A Spectral Rooster

by Diana Odasso

My second year at the University of Chicago, I moved into an apartment owned by my roommate’s father, a professor emeritus of Arabic Literature. Years before they had purchased the flat on the cheap as the previous tenant had been murdered there by her husband. She had been a sculptor; traces of clay were still visible between the floorboards.

It was summer in Chicago. A few days before the other roommates arrived, my boyfriend helped me move into the grimy walk-up that had been uninhabited for a decade. I had just purchased a single size futon, presumably to torture him. He squeezed next to me on the dusty floor of a bedroom with no air conditioning. That first night, we somehow convinced ourselves  that a human size rooster would soon be seen walking by, its sharpened spurs clicking on the floor, pausing at our bedroom door long enough to turn a feathered head and merciless gaze towards us. Terrified, we ran off to sleep at his mother’s house. So visual was this fear that even today I hold a crystalline image of that rooster in the mind’s eye.

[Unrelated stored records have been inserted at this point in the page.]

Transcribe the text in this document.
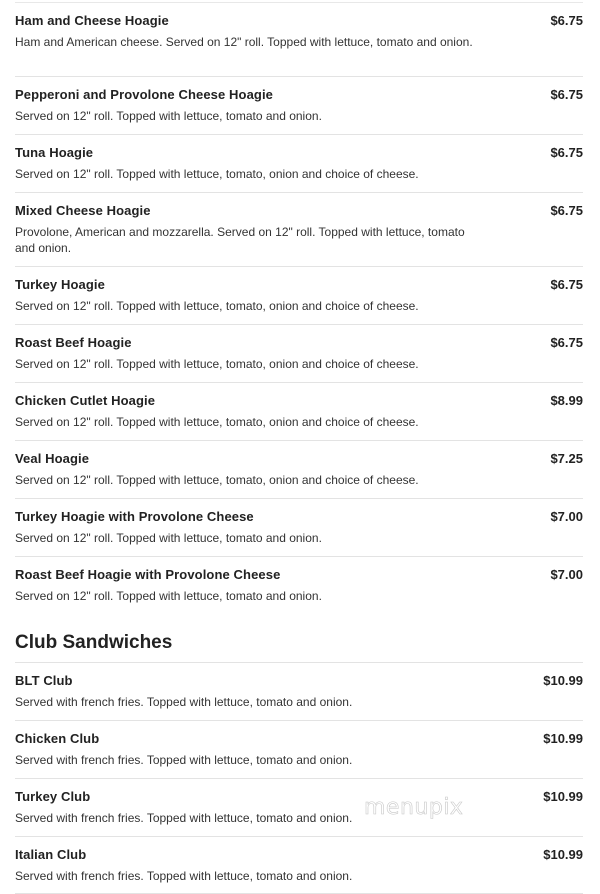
Ham and Cheese Hoagie
Ham and American cheese. Served on 12" roll. Topped with lettuce, tomato and onion.
$6.75
Pepperoni and Provolone Cheese Hoagie
Served on 12" roll. Topped with lettuce, tomato and onion.
$6.75
Tuna Hoagie
Served on 12" roll. Topped with lettuce, tomato, onion and choice of cheese.
$6.75
Mixed Cheese Hoagie
Provolone, American and mozzarella. Served on 12" roll. Topped with lettuce, tomato and onion.
$6.75
Turkey Hoagie
Served on 12" roll. Topped with lettuce, tomato, onion and choice of cheese.
$6.75
Roast Beef Hoagie
Served on 12" roll. Topped with lettuce, tomato, onion and choice of cheese.
$6.75
Chicken Cutlet Hoagie
Served on 12" roll. Topped with lettuce, tomato, onion and choice of cheese.
$8.99
Veal Hoagie
Served on 12" roll. Topped with lettuce, tomato, onion and choice of cheese.
$7.25
Turkey Hoagie with Provolone Cheese
Served on 12" roll. Topped with lettuce, tomato and onion.
$7.00
Roast Beef Hoagie with Provolone Cheese
Served on 12" roll. Topped with lettuce, tomato and onion.
$7.00
Club Sandwiches
BLT Club
Served with french fries. Topped with lettuce, tomato and onion.
$10.99
Chicken Club
Served with french fries. Topped with lettuce, tomato and onion.
$10.99
Turkey Club
Served with french fries. Topped with lettuce, tomato and onion.
$10.99
Italian Club
Served with french fries. Topped with lettuce, tomato and onion.
$10.99
menupix
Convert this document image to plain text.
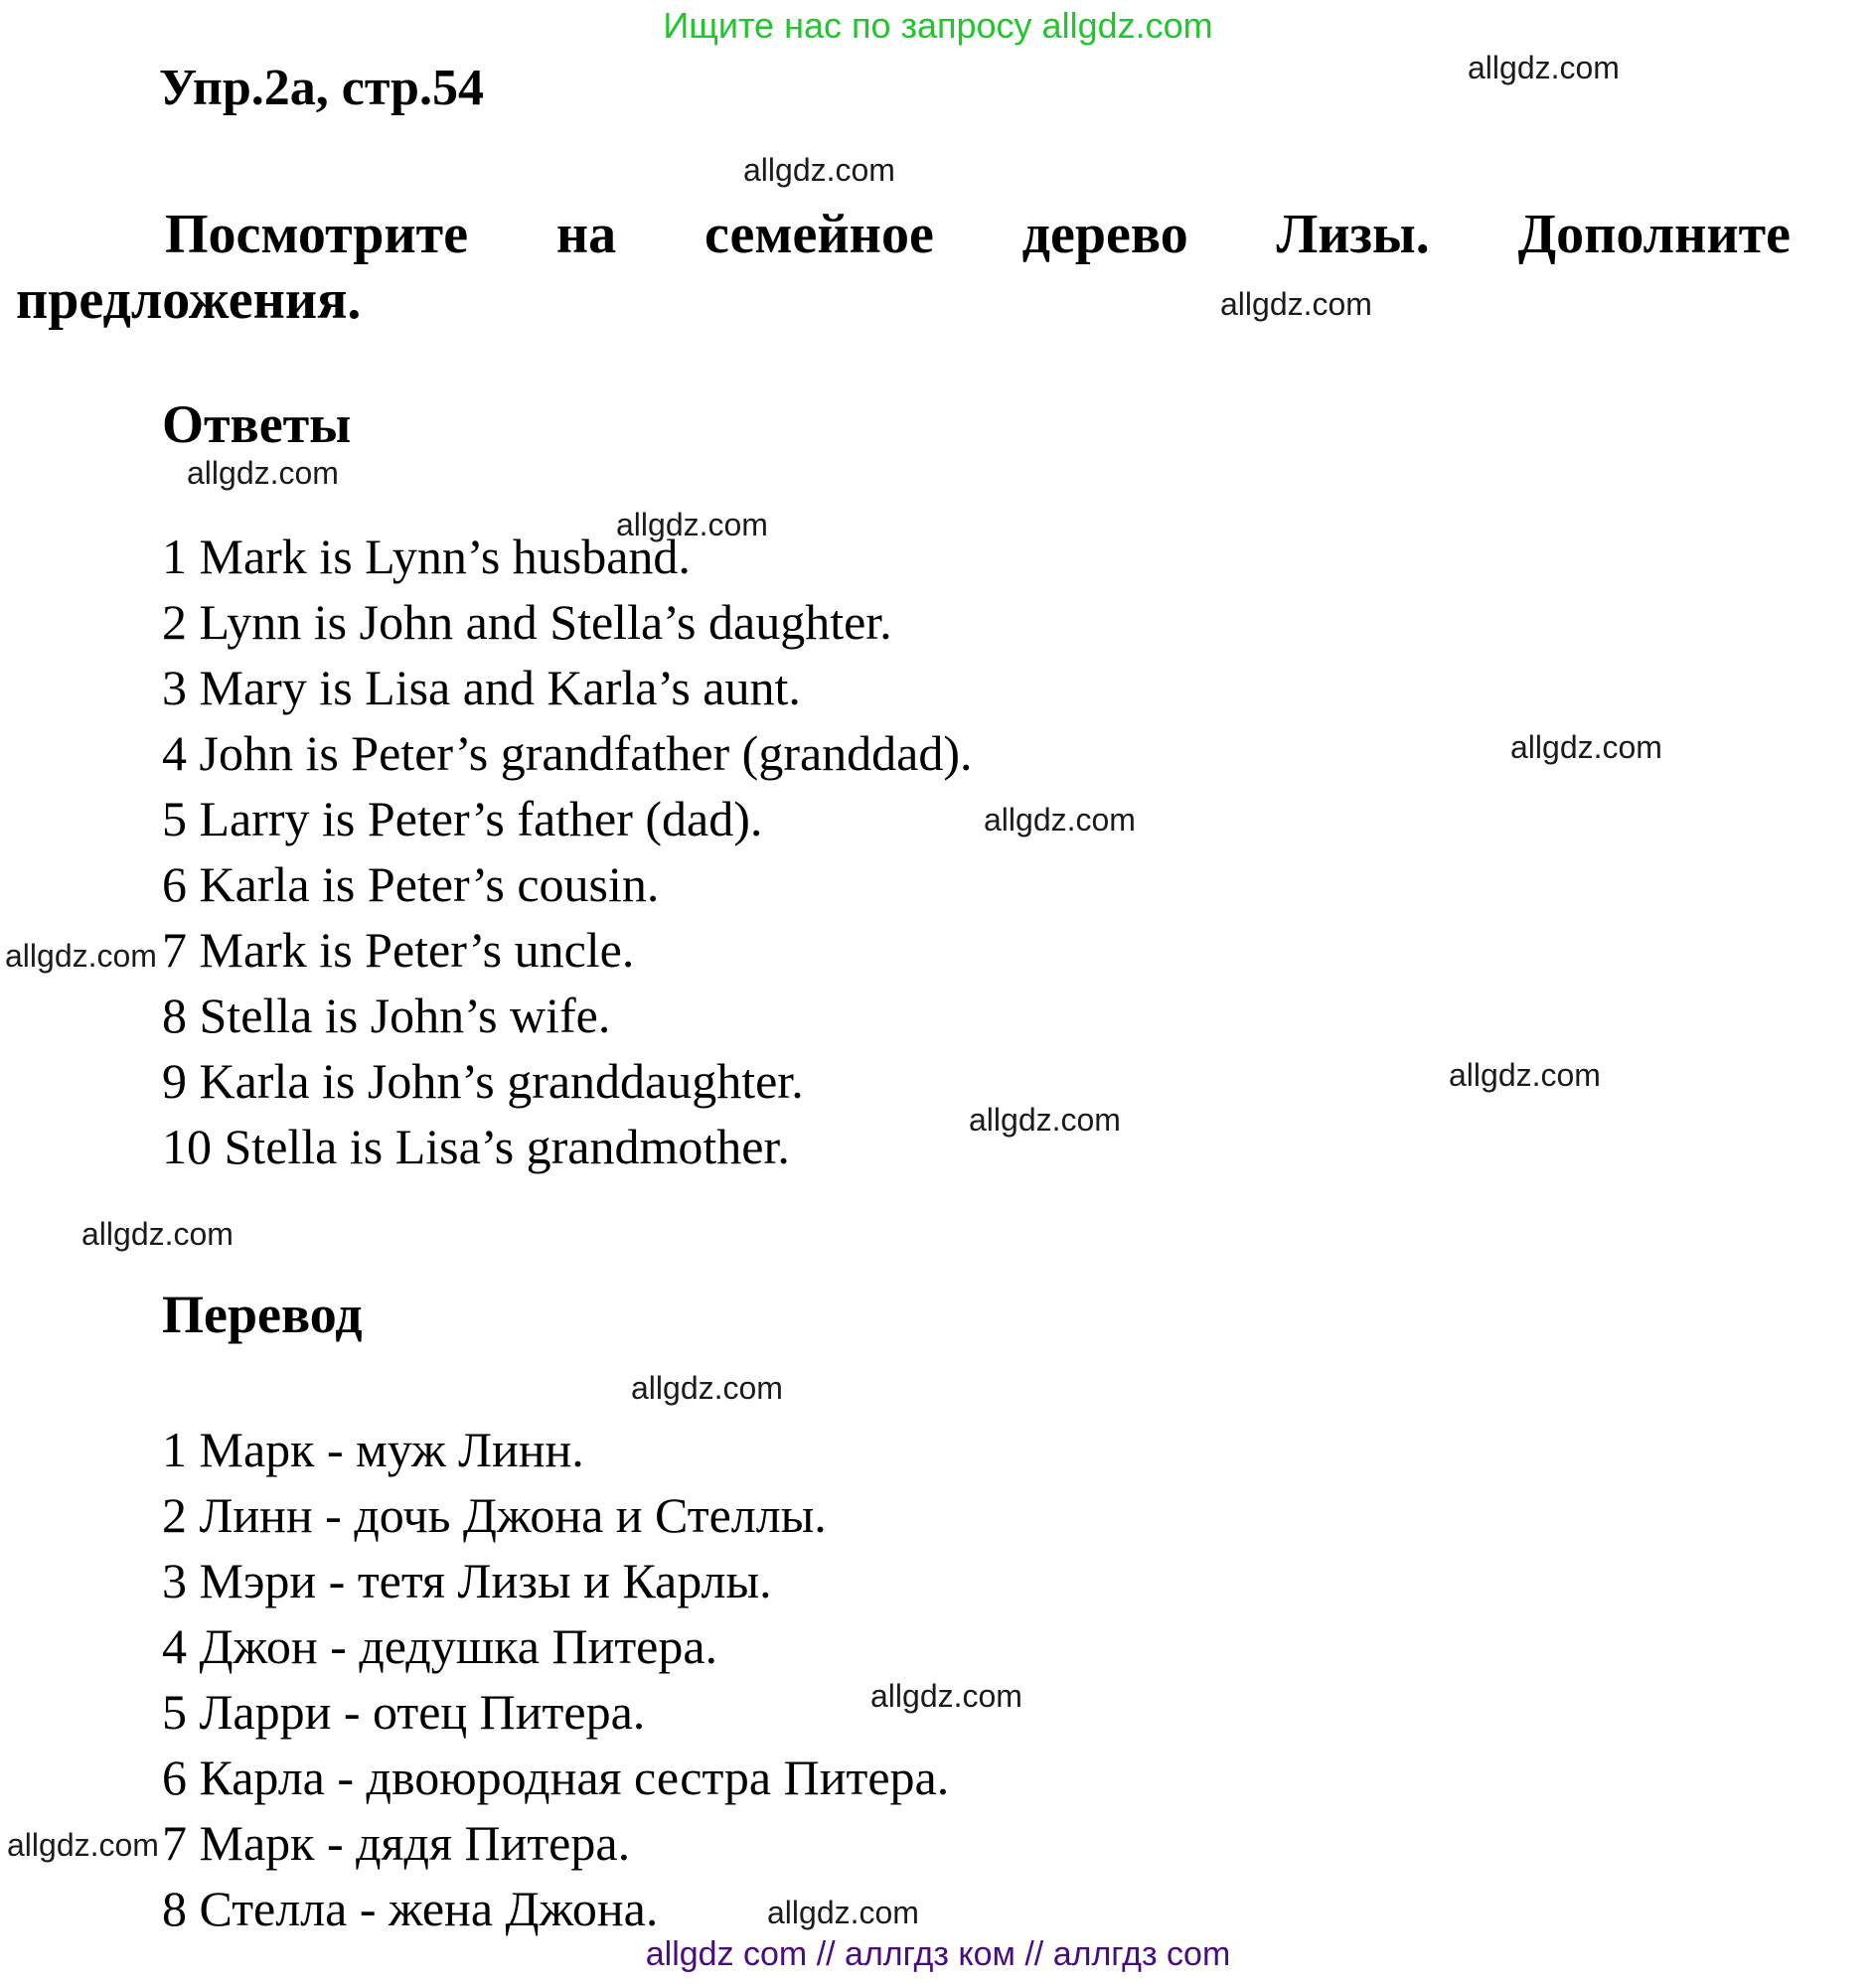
Ищите нас по запросу allgdz.com
allgdz.com
allgdz.com
allgdz.com
allgdz.com
allgdz.com
allgdz.com
allgdz.com
allgdz.com
allgdz.com
allgdz.com
allgdz.com
allgdz.com
allgdz.com
allgdz.com
allgdz.com
Упр.2а, стр.54
Посмотрите на семейное дерево Лизы. Дополните
предложения.
Ответы
1 Mark is Lynn’s husband.
2 Lynn is John and Stella’s daughter.
3 Mary is Lisa and Karla’s aunt.
4 John is Peter’s grandfather (granddad).
5 Larry is Peter’s father (dad).
6 Karla is Peter’s cousin.
7 Mark is Peter’s uncle.
8 Stella is John’s wife.
9 Karla is John’s granddaughter.
10 Stella is Lisa’s grandmother.
Перевод
1 Марк - муж Линн.
2 Линн - дочь Джона и Стеллы.
3 Мэри - тетя Лизы и Карлы.
4 Джон - дедушка Питера.
5 Ларри - отец Питера.
6 Карла - двоюродная сестра Питера.
7 Марк - дядя Питера.
8 Стелла - жена Джона.
allgdz com // аллгдз ком // аллгдз com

A few years after college, I traveled to New Zealand with the same poor man. We were camping outside of Queenstown and walked to town one evening to watch The Ring. Later back at camp, I bawled in fear. The images on the screen, the images in my head, were no different than reality.  I would not have been surprised to see that evil child’s ratty wig of long black hair and bent arm snaking though the zipper of our tent

From childhood I have carried through the concept that if a negative thought alights on my mind but for a second, that thing, awful, tragic, or terrifying, will be willed into being. It began with the ‘Bloody Mary’s’ chanted in front of third grade bathroom mirrors and continued with ghost stories, roosters and later the sense of impending doom that surrounded almost all of my romantic relationships.

Unfortunately, I have not maintained the logically opposite belief: that wonderful and enchanted things will happen to me if I dare to think about them. And neither have I done much to dispel the negatives. The notion of creating phantoms, tragedies and car accidents with the mind is an intoxicating delusion. But today is Halloween, so you’ll forgive me if I choose to resurrect nostalgic ghosts – spectral roosters walking bandy-legged through the past.